La réforme du bac de 2021 a officialisé trois voies : générale, technologique, professionnelle. Sur le papier, elles ont toutes la même valeur — c'est le bac. Dans les faits, elles ne mènent pas aux mêmes formations supérieures, n'ouvrent pas les mêmes portes, et sont toutes trois confrontées à des réalités différentes sur Parcoursup.

En 2023, selon les données officielles du Ministère de l'Enseignement Supérieur (État de l'Enseignement Supérieur et de la Recherche — EESR 2025), 78,9 % des bacheliers ont poursuivi leurs études dans le supérieur — un record. Mais derrière ce chiffre global, les trajectoires diffèrent radicalement selon la voie d'origine. C'est ce que cet article explique, avec les chiffres vérifiés, les passerelles qui existent, et les erreurs qu'on voit se répéter d'une année sur l'autre.

Les trois voies du bac : répartition et taux de réussite

Sur une génération de jeunes Français, on compte environ 80 % de bacheliers en 2023 (INSEE, Formation et emplois 2025). Cette proportion se répartit ainsi :

  • 44 % des jeunes obtiennent un bac général

  • 20 % obtiennent un bac professionnel

  • 16 % obtiennent un bac technologique

Les taux de réussite à l'examen 2025 (source : Ministère de l'Éducation nationale) confirment l'écart entre voies : 96,4 % pour la voie générale, 91,2 % pour la voie technologique, 84,1 % pour la voie professionnelle. Taux moyen national toutes voies : 91,8 %.

Ces chiffres sont utiles pour situer le débat, mais ils ne disent rien sur ce qui compte vraiment : qu'est-ce qu'on fait ensuite, et qu'est-ce qui mène à quoi ?

Après le bac général : toutes les voies sont ouvertes, mais pas de la même manière

Le bac général est, sur le papier, la voie la plus généraliste — et c'est pourtant celle qui impose le plus de choix précis, dès la fin de la première (avec le choix des spécialités de terminale) puis sur Parcoursup.

La répartition réelle des bacheliers généraux (2023)

  • 57,2 % s'inscrivent en licence à l'université (hors IUT)

  • 10,1 % en CPGE (classes préparatoires aux grandes écoles)

  • 9,6 % en STS (pour un BTS)

  • 6,9 % en IUT (pour un BUT)

  • Le reste se répartit entre écoles spécialisées, écoles d'ingénieurs post-bac, écoles de commerce post-bac, formations paramédicales, et départs à l'étranger.

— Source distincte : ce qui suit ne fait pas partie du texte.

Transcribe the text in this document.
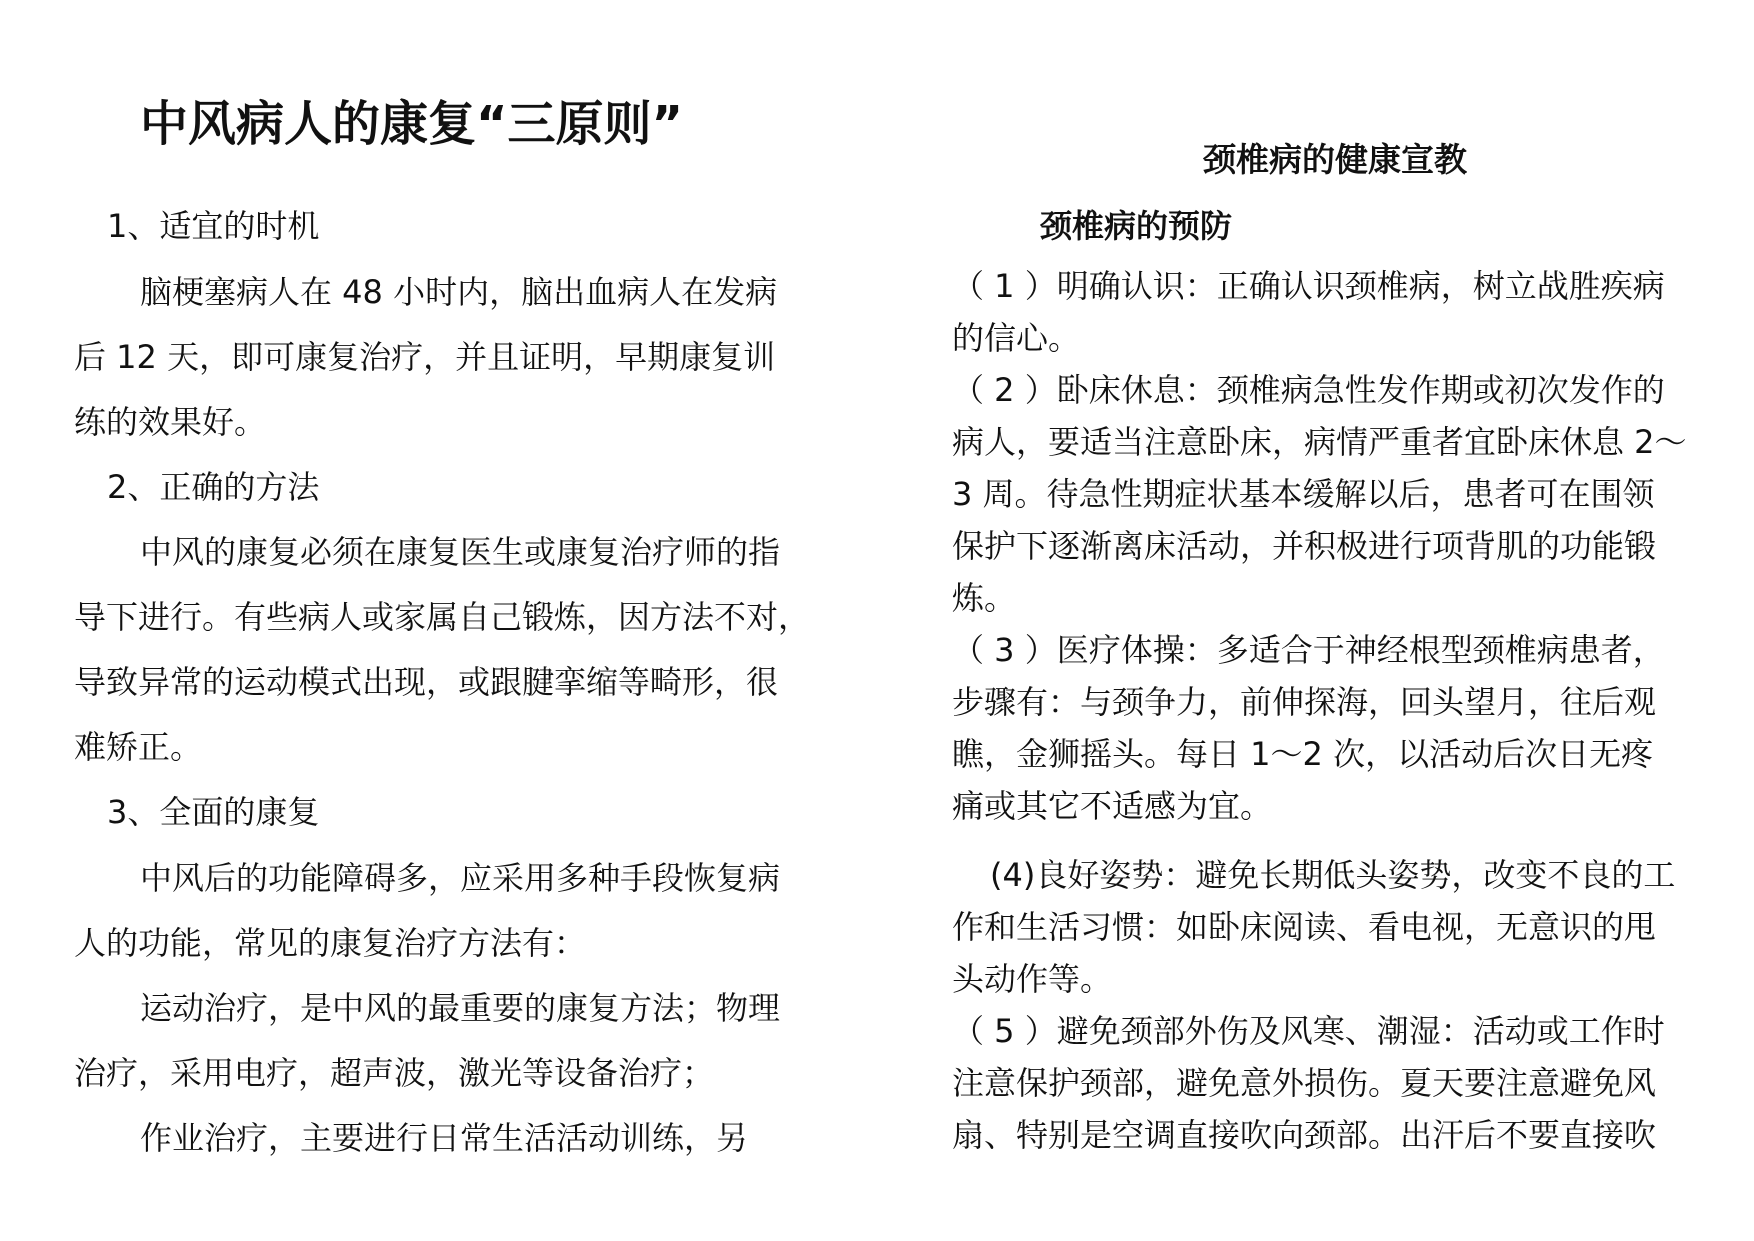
中风病人的康复“三原则”
1、适宜的时机
脑梗塞病人在 48 小时内，脑出血病人在发病
后 12 天，即可康复治疗，并且证明，早期康复训
练的效果好。
2、正确的方法
中风的康复必须在康复医生或康复治疗师的指
导下进行。有些病人或家属自己锻炼，因方法不对，
导致异常的运动模式出现，或跟腱挛缩等畸形，很
难矫正。
3、全面的康复
中风后的功能障碍多，应采用多种手段恢复病
人的功能，常见的康复治疗方法有：
运动治疗，是中风的最重要的康复方法；物理
治疗，采用电疗，超声波，激光等设备治疗；
作业治疗，主要进行日常生活活动训练，另
颈椎病的健康宣教
颈椎病的预防
（ 1 ）明确认识：正确认识颈椎病，树立战胜疾病
的信心。
（ 2 ）卧床休息：颈椎病急性发作期或初次发作的
病人，要适当注意卧床，病情严重者宜卧床休息 2～
3 周。待急性期症状基本缓解以后，患者可在围领
保护下逐渐离床活动，并积极进行项背肌的功能锻
炼。
（ 3 ）医疗体操：多适合于神经根型颈椎病患者，
步骤有：与颈争力，前伸探海，回头望月，往后观
瞧，金狮摇头。每日 1～2 次，以活动后次日无疼
痛或其它不适感为宜。
(4)良好姿势：避免长期低头姿势，改变不良的工
作和生活习惯：如卧床阅读、看电视，无意识的甩
头动作等。
（ 5 ）避免颈部外伤及风寒、潮湿：活动或工作时
注意保护颈部，避免意外损伤。夏天要注意避免风
扇、特别是空调直接吹向颈部。出汗后不要直接吹
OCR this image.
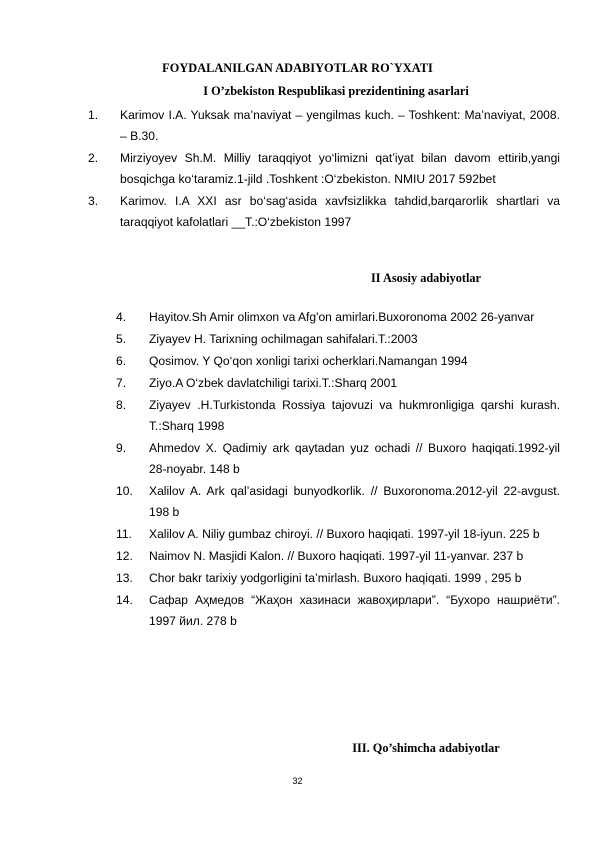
FOYDALANILGAN ADABIYOTLAR RO`YXATI
I O’zbekiston Respublikasi prezidentining asarlari
1. Karimov I.A. Yuksak ma’naviyat – yengilmas kuch. – Toshkent: Ma’naviyat, 2008. – B.30.
2. Mirziyoyev Sh.M. Milliy taraqqiyot yo‘limizni qat’iyat bilan davom ettirib,yangi bosqichga ko‘taramiz.1-jild .Toshkent :O‘zbekiston. NMIU 2017 592bet
3. Karimov. I.A XXI asr bo‘sag‘asida xavfsizlikka tahdid,barqarorlik shartlari va taraqqiyot kafolatlari __T.:O‘zbekiston 1997
II Asosiy adabiyotlar
4. Hayitov.Sh Amir olimxon va Afg'on amirlari.Buxoronoma 2002 26-yanvar
5. Ziyayev H. Tarixning ochilmagan sahifalari.T.:2003
6. Qosimov. Y Qo‘qon xonligi tarixi ocherklari.Namangan 1994
7. Ziyo.A O‘zbek davlatchiligi tarixi.T.:Sharq 2001
8. Ziyayev .H.Turkistonda Rossiya tajovuzi va hukmronligiga qarshi kurash. T.:Sharq 1998
9. Ahmedov X. Qadimiy ark qaytadan yuz ochadi // Buxoro haqiqati.1992-yil 28-noyabr. 148 b
10. Xalilov A. Ark qal’asidagi bunyodkorlik. // Buxoronoma.2012-yil 22-avgust. 198 b
11. Xalilov A. Niliy gumbaz chiroyi. // Buxoro haqiqati. 1997-yil 18-iyun. 225 b
12. Naimov N. Masjidi Kalon. // Buxoro haqiqati. 1997-yil 11-yanvar. 237 b
13. Chor bakr tarixiy yodgorligini ta’mirlash. Buxoro haqiqati. 1999 , 295 b
14. Сафар Аҳмедов “Жаҳон хазинаси жавоҳирлари”. “Бухоро нашриёти”. 1997 йил. 278 b
III. Qo’shimcha adabiyotlar
32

Une évolution récente : depuis 2019, la part des bacheliers généraux allant en licence universitaire baisse (– 4,2 points en 4 ans). En parallèle, la part qui choisit un BTS progresse (9,6 % en 2023 contre 8,3 % en 2019). C'est un phénomène significatif : les lycéens généraux se tournent de plus en plus vers des formations courtes et professionnalisantes, pour sécuriser leur insertion.

Les voies à regarder selon ton profil

Tu es à l'aise avec l'abstraction, la théorie, le travail en autonomie ?

L'université (licence générale) reste la voie majoritaire. Mathématiques, physique, biologie, psychologie, droit, économie, lettres, histoire, langues. Attention : une licence générale seule (sans master) offre des débouchés limités. C'est presque toujours un parcours bac +5 en réalité.

Tu aimes les concepts, la complexité, la charge de travail soutenue ?

La CPGE est faite pour ce type de profil — pas forcément pour les meilleurs élèves, mais pour ceux qui aiment travailler en profondeur. Deux ans de formation intensive, puis concours vers les grandes écoles (ingénieurs, commerce, ENS, Sciences Po).

Tu veux un métier concret, rapidement, sans forcément faire 5 ans ?

Le BTS ou le BUT sont des voies sérieuses pour un bachelier général. Le BTS Comptabilité et Gestion, le BUT Informatique, le BUT GEA (Gestion des Entreprises et des Administrations), le BUT TC (Techniques de Commercialisation) accueillent régulièrement des bacheliers généraux et offrent des taux d'insertion parmi les meilleurs du supérieur.

Tu vises un métier spécifique dès le départ ?

Les écoles spécialisées post-bac (commerce, ingénieurs, paramédical, art, communication, cinéma) sont une piste — avec un point de vigilance : vérifier la reconnaissance des diplômes (visa du Ministère, grade master, titre RNCP, CTI pour les ingénieurs).

Les écueils classiques du bachelier général

S'inscrire en licence par défaut. Chaque année, une part des bacheliers généraux se retrouve en licence générale sans avoir réellement choisi — parce que c'est la voie la plus évidente, ou la plus facile à obtenir sur Parcoursup. Le taux d'échec en première année de licence est élevé (environ 30 % abandonnent avant la L2). Un BTS ou un BUT choisi consciemment vaut généralement mieux qu'une licence subie.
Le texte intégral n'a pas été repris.